Chan Buddhist monk and intellect

Yuanwu Keqin (圓悟克勤 (Yuan-wu K'e-ch'in, Yuánwù Kèqín); Japanese: Engo Kokugon) (1063–1135) was a Han Chinese Chan monk who compiled the Blue Cliff Record.

==Biography==
Yuanwu Keqin was born into the Le family of Pengzhou, Sichuan, in 1063. His family was well educated in Confucianism, a sign of acquaintance with the Chinese civil service. Nevertheless, Yuanwu Keqin choose a Buddhist monastic path and entered Miaoji Monastery (妙寂禪院 (Miàojì Chányuàn), a Buddhist monastery in Pengzhou. He ended his formal studies under Wuzu Fayan (1047-1104) when he was in his forties. Yuanwu Keqin was closely involved in the literati circles.

==Blue Cliff Record==

Yuanwu Keqin belonged to the Linji school. He was the teacher of Dahui Zonggao, who introduced the Hua Tou practice.
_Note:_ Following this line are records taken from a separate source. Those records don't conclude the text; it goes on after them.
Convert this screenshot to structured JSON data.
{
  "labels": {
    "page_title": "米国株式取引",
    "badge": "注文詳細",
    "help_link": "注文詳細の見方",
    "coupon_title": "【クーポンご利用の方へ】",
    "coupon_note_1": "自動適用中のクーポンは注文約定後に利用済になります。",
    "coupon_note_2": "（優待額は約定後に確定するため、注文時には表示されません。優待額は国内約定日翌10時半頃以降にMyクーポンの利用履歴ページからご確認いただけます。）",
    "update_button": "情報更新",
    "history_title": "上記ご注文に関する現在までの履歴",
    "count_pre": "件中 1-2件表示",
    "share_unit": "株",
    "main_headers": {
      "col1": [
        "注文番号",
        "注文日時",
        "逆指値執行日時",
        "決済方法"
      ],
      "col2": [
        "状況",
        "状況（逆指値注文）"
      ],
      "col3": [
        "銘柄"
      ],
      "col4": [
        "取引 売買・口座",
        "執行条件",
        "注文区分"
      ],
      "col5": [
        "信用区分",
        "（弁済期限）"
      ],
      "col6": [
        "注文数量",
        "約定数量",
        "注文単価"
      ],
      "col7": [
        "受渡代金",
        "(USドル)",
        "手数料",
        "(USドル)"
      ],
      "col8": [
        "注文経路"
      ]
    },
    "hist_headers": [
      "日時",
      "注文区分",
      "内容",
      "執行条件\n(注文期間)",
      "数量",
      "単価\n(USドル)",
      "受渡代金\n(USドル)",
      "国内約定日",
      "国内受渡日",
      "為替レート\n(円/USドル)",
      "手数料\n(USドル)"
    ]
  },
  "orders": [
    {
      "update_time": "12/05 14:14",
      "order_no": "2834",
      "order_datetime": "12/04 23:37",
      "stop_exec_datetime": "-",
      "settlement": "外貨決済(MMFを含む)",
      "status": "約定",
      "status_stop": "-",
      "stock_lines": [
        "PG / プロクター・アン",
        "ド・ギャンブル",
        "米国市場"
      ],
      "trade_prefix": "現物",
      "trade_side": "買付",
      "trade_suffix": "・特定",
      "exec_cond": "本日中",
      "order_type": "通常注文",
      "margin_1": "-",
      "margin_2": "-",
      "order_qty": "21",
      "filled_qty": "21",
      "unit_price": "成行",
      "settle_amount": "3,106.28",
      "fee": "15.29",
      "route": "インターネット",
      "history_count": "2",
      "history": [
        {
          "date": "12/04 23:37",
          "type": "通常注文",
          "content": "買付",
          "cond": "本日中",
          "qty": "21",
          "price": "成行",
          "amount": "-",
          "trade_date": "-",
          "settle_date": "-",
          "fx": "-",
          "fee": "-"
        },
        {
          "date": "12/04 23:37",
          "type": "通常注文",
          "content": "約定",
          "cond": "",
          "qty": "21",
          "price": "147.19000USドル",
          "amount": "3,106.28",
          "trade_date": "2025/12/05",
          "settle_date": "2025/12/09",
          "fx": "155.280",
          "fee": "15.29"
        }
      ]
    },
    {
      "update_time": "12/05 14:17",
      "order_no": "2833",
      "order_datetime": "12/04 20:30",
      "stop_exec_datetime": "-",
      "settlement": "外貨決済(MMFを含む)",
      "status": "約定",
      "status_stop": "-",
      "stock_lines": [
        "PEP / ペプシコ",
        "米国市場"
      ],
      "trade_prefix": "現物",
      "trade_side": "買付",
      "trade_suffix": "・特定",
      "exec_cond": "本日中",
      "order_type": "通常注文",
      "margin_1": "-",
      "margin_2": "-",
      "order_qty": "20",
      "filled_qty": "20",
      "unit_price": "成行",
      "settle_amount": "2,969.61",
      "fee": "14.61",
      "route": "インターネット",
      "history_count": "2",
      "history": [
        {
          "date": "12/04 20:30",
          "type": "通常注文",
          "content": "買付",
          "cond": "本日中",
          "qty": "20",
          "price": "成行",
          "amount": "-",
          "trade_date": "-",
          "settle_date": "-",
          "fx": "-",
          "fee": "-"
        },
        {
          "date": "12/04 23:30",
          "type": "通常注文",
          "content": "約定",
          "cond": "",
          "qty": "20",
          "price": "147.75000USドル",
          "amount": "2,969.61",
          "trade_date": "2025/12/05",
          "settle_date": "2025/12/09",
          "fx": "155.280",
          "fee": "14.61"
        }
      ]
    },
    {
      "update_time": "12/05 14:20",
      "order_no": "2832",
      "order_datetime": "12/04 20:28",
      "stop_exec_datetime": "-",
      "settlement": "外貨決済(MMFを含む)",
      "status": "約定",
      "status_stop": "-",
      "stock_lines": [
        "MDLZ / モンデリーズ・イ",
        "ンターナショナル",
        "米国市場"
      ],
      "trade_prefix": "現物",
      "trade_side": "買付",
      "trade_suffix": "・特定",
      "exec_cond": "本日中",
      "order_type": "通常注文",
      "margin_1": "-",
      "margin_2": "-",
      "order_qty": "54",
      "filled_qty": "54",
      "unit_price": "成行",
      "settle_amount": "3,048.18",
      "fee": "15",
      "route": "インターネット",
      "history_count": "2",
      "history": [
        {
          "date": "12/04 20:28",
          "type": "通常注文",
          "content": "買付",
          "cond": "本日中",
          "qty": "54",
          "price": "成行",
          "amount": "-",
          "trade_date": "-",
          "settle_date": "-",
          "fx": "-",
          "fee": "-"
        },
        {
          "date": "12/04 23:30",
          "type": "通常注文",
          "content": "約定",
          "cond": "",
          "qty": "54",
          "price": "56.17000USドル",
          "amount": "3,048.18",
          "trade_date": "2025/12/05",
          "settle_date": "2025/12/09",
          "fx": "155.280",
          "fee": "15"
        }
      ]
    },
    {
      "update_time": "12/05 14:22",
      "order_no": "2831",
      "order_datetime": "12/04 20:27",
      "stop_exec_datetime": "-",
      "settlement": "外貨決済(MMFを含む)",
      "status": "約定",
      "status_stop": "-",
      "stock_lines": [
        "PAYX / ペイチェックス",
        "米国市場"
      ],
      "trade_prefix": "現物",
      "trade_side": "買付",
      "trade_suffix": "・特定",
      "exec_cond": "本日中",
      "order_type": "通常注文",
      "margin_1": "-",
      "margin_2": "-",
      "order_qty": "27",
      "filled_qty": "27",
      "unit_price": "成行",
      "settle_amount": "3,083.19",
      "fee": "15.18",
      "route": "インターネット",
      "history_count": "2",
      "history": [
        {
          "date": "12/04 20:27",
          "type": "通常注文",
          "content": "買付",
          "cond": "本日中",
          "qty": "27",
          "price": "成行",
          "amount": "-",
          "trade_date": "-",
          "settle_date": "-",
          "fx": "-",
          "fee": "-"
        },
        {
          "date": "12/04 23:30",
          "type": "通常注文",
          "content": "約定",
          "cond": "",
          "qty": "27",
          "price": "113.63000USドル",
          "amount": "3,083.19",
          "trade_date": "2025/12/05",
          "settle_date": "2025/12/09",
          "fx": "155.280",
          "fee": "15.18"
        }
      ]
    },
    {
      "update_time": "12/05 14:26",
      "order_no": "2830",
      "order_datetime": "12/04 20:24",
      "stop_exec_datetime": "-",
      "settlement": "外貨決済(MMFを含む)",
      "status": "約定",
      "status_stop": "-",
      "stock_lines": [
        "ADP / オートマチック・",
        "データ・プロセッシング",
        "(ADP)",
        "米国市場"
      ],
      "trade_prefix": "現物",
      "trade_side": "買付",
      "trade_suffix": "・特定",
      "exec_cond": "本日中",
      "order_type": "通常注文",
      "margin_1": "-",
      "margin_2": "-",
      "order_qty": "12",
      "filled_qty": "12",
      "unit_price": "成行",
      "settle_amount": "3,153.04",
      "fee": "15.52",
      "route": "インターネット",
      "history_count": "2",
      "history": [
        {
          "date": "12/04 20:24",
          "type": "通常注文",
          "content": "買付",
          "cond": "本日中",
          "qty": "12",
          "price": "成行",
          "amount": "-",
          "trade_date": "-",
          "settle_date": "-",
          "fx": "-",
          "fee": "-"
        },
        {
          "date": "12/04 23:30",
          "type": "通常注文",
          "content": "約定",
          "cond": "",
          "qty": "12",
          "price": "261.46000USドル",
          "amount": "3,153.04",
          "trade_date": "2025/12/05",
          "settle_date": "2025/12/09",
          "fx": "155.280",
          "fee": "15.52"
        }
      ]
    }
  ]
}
Starting from the year 1112 on, Yuan-wu started to lecture on the One Hundred Old Cases and Verses [to the Cases] compiled by Xuedou Zhongxian (980–1052). These lectures resulted in the Blue Cliff Record.

The Blue Cliff Record gives clear instructions about the correct approach to kōan. Yuanwu went as far as to annotate the poems line by line to make clear the correct reading of Xuedou's appended verses, which are complex, because of the rich use of symbolism and the allusions to Chinese secular literature and to Chan history.

According to the Chan-tradition, the Blue Cliff Record gained such a popularity, that Dahui Zonggao burned all the copies he could lay hands on, and the wooden printing blocks.